Les options et mécanismes juridiques de résolution ont été parallèlement étendus dans la nouvelle loi. Celle-ci confère, par ailleurs, un rôle en matière de résolution à la nouvelle société chargée de la gestion du fonds collectif de garantie des dépôts. En plus de contribuer au processus de résolution, en tant qu’administrateur provisoire, celle-ci peut prendre une participation dans le capital d’un établissement de crédit ou lui accorder des prêts[18].

  1. Introduction de nouveaux acteurs et services financiers

La loi consacre un chapitre dédié aux banques participatives, traitant des principes de base devant les gouverner, du périmètre de leurs activités et du cadre institutionnel qui leur est spécifique notamment la création d’une fonction chargée d’identifier et de prévenir les risques de non conformité de leurs opérations et activités aux avis conformes du Conseil Supérieur des Ouléma. Ces banques seront soumises aux mêmes procédures d’agrément et de supervision, moyennant les aménagements nécessaires pour se conformer aux standards en la matière[19].

Avec le développement des canaux de paiements électroniques et la diversification des acteurs sur le marché de ces paiements, la loi a créé le statut d’établissement de paiement pour les entités qui seraient habilitées, après agrément, à fournir des services de paiement[20].

Dans la perspective du développement de la place financière de Casablanca et pour combler le vide juridique concernant la fourniture des services d’investissement, la loi a défini les services qui peuvent être exercés soit par les banques, soit par des institutions spécialisées qui relèveraient du contrôle du Conseil Déontologique des Valeurs Mobilières (CDVM)[21].

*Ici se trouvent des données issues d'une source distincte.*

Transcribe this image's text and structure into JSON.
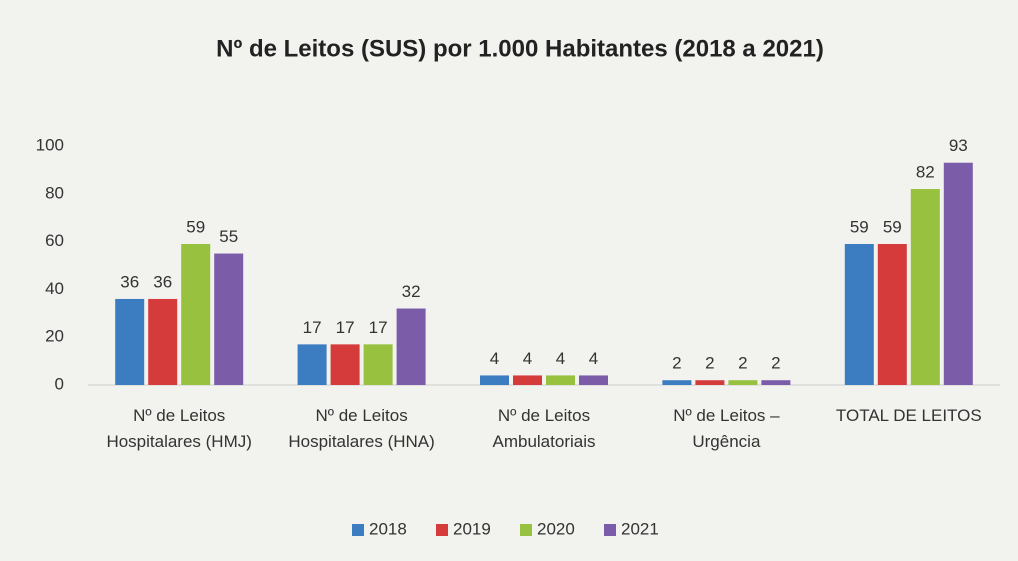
{
  "chart_data": {
    "type": "bar",
    "title": "Nº de Leitos (SUS) por 1.000 Habitantes (2018 a 2021)",
    "categories": [
      "Nº de Leitos Hospitalares (HMJ)",
      "Nº de Leitos Hospitalares (HNA)",
      "Nº de Leitos Ambulatoriais",
      "Nº de Leitos – Urgência",
      "TOTAL DE LEITOS"
    ],
    "series": [
      {
        "name": "2018",
        "color": "#3b7dc0",
        "values": [
          36,
          17,
          4,
          2,
          59
        ]
      },
      {
        "name": "2019",
        "color": "#d53b3b",
        "values": [
          36,
          17,
          4,
          2,
          59
        ]
      },
      {
        "name": "2020",
        "color": "#97c13f",
        "values": [
          59,
          17,
          4,
          2,
          82
        ]
      },
      {
        "name": "2021",
        "color": "#7a5ca8",
        "values": [
          55,
          32,
          4,
          2,
          93
        ]
      }
    ],
    "ylim": [
      0,
      100
    ],
    "yticks": [
      0,
      20,
      40,
      60,
      80,
      100
    ],
    "grid": false,
    "legend": "bottom"
  }
}
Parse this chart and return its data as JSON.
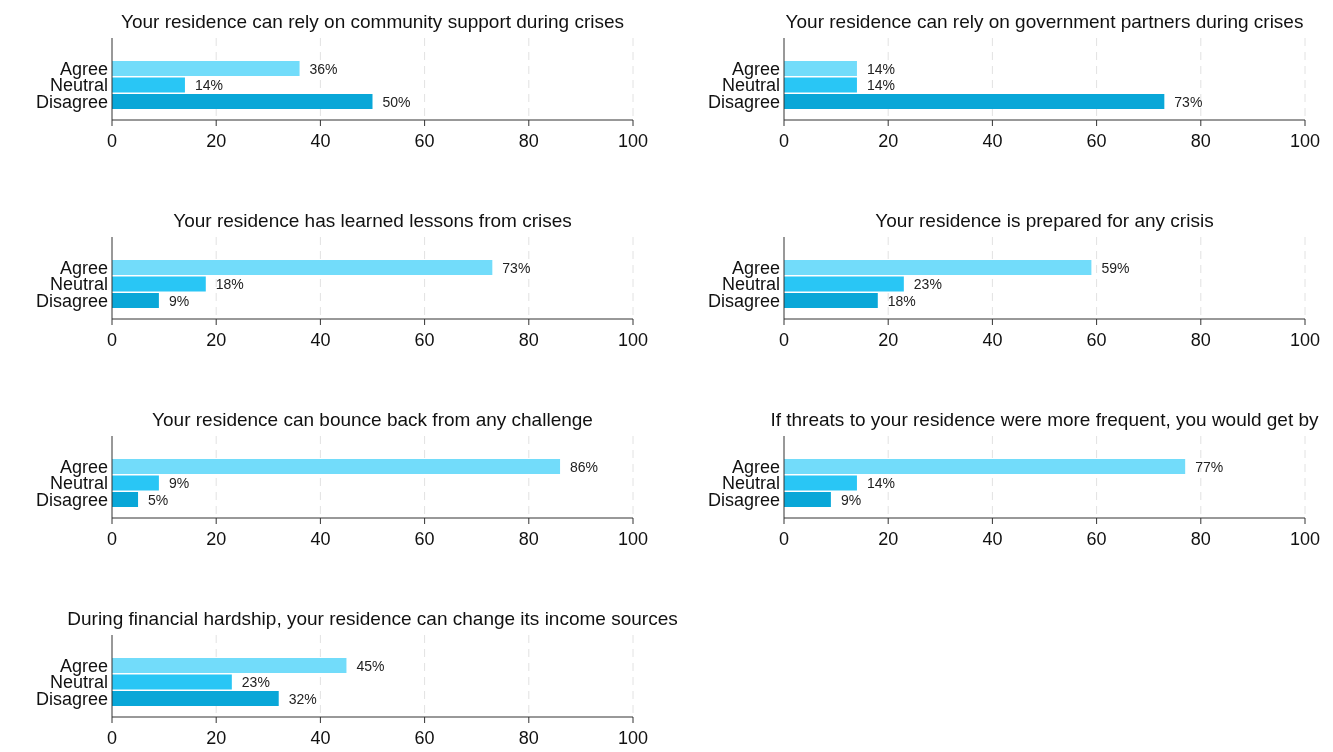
{
  "chart_data": [
    {
      "type": "bar",
      "orientation": "horizontal",
      "title": "Your residence can rely on community support during crises",
      "categories": [
        "Agree",
        "Neutral",
        "Disagree"
      ],
      "values": [
        36,
        14,
        50
      ],
      "value_labels": [
        "36%",
        "14%",
        "50%"
      ],
      "colors": [
        "#72dcfa",
        "#29c6f5",
        "#09a7d8"
      ],
      "xlim": [
        0,
        100
      ],
      "xticks": [
        0,
        20,
        40,
        60,
        80,
        100
      ],
      "grid": "x"
    },
    {
      "type": "bar",
      "orientation": "horizontal",
      "title": "Your residence can rely on government partners during crises",
      "categories": [
        "Agree",
        "Neutral",
        "Disagree"
      ],
      "values": [
        14,
        14,
        73
      ],
      "value_labels": [
        "14%",
        "14%",
        "73%"
      ],
      "colors": [
        "#72dcfa",
        "#29c6f5",
        "#09a7d8"
      ],
      "xlim": [
        0,
        100
      ],
      "xticks": [
        0,
        20,
        40,
        60,
        80,
        100
      ],
      "grid": "x"
    },
    {
      "type": "bar",
      "orientation": "horizontal",
      "title": "Your residence has learned lessons from crises",
      "categories": [
        "Agree",
        "Neutral",
        "Disagree"
      ],
      "values": [
        73,
        18,
        9
      ],
      "value_labels": [
        "73%",
        "18%",
        "9%"
      ],
      "colors": [
        "#72dcfa",
        "#29c6f5",
        "#09a7d8"
      ],
      "xlim": [
        0,
        100
      ],
      "xticks": [
        0,
        20,
        40,
        60,
        80,
        100
      ],
      "grid": "x"
    },
    {
      "type": "bar",
      "orientation": "horizontal",
      "title": "Your residence is prepared for any crisis",
      "categories": [
        "Agree",
        "Neutral",
        "Disagree"
      ],
      "values": [
        59,
        23,
        18
      ],
      "value_labels": [
        "59%",
        "23%",
        "18%"
      ],
      "colors": [
        "#72dcfa",
        "#29c6f5",
        "#09a7d8"
      ],
      "xlim": [
        0,
        100
      ],
      "xticks": [
        0,
        20,
        40,
        60,
        80,
        100
      ],
      "grid": "x"
    },
    {
      "type": "bar",
      "orientation": "horizontal",
      "title": "Your residence can bounce back from any challenge",
      "categories": [
        "Agree",
        "Neutral",
        "Disagree"
      ],
      "values": [
        86,
        9,
        5
      ],
      "value_labels": [
        "86%",
        "9%",
        "5%"
      ],
      "colors": [
        "#72dcfa",
        "#29c6f5",
        "#09a7d8"
      ],
      "xlim": [
        0,
        100
      ],
      "xticks": [
        0,
        20,
        40,
        60,
        80,
        100
      ],
      "grid": "x"
    },
    {
      "type": "bar",
      "orientation": "horizontal",
      "title": "If threats to your residence were more frequent, you would get by",
      "categories": [
        "Agree",
        "Neutral",
        "Disagree"
      ],
      "values": [
        77,
        14,
        9
      ],
      "value_labels": [
        "77%",
        "14%",
        "9%"
      ],
      "colors": [
        "#72dcfa",
        "#29c6f5",
        "#09a7d8"
      ],
      "xlim": [
        0,
        100
      ],
      "xticks": [
        0,
        20,
        40,
        60,
        80,
        100
      ],
      "grid": "x"
    },
    {
      "type": "bar",
      "orientation": "horizontal",
      "title": "During financial hardship, your residence can change its income sources",
      "categories": [
        "Agree",
        "Neutral",
        "Disagree"
      ],
      "values": [
        45,
        23,
        32
      ],
      "value_labels": [
        "45%",
        "23%",
        "32%"
      ],
      "colors": [
        "#72dcfa",
        "#29c6f5",
        "#09a7d8"
      ],
      "xlim": [
        0,
        100
      ],
      "xticks": [
        0,
        20,
        40,
        60,
        80,
        100
      ],
      "grid": "x"
    }
  ]
}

De leur côté, les associations professionnelles seront renforcées par la création d’une troisième association à laquelle doivent adhérer les établissements de paiement y compris les sociétés intermédiaires en transfert de fonds[22].

  1. Elargissement du périmètre de la supervision bancaire

La nouvelle loi bancaire étend la compétence de Bank Al-Maghrib à l’agrément des associations de micro-crédit et des banques offshore, à l’élaboration de la réglementation comptable et prudentielle les régissant ainsi qu’au traitement de leurs difficultés, y compris le retrait d’agrément[23].

  1. Renforcement des règles relatives à la gouvernance bancaire

La loi a instauré l’obligation de doter les conseils d’administration des établissements de crédit de membres indépendants. Elle prévoit également des dispositions permettant à Bank Al-Maghrib de s’opposer à toute nomination d’une personne au sein des organes d’administration, de direction ou de gestion d’un établissement de crédit, si elle estime que les mandats exercés dans d’autres institutions peuvent entraver l’accomplissement normal de ses fonctions[24].

La loi consacre l’obligation de la mise en place des Comités d’audit chargés d’assurer l’évaluation des dispositifs du contrôle interne ainsi que des comités chargés du suivi du processus d’identification et de gestion des risques. Ces comités doivent être l’émanation du conseil d’administration ou du conseil de surveillance, le cas échéant, et comporter des administrateurs indépendants[25].

  1. Renforcement de la protection de la clientèle

Pour converger vers les meilleures pratiques, la gestion des deux fonds de garantie des dépôts prévus par la loi bancaire est confiée à une société gestionnaire au capital détenu par les banques et placée sous le contrôle de Bank Al-Maghrib[26].

Dans le but de faciliter davantage le règlement des litiges entre les établissements de crédit et leur clientèle et de renforcer la protection des intérêts de cette dernière, la loi confère à Bank Al-Maghrib des prérogatives renforcées et impose aux établissements de crédit de se doter d’un dispositif interne de traitement des réclamations formulées par leur clientèle. Elle exige également de ces établissements d’adhérer au dispositif de médiation bancaire[27].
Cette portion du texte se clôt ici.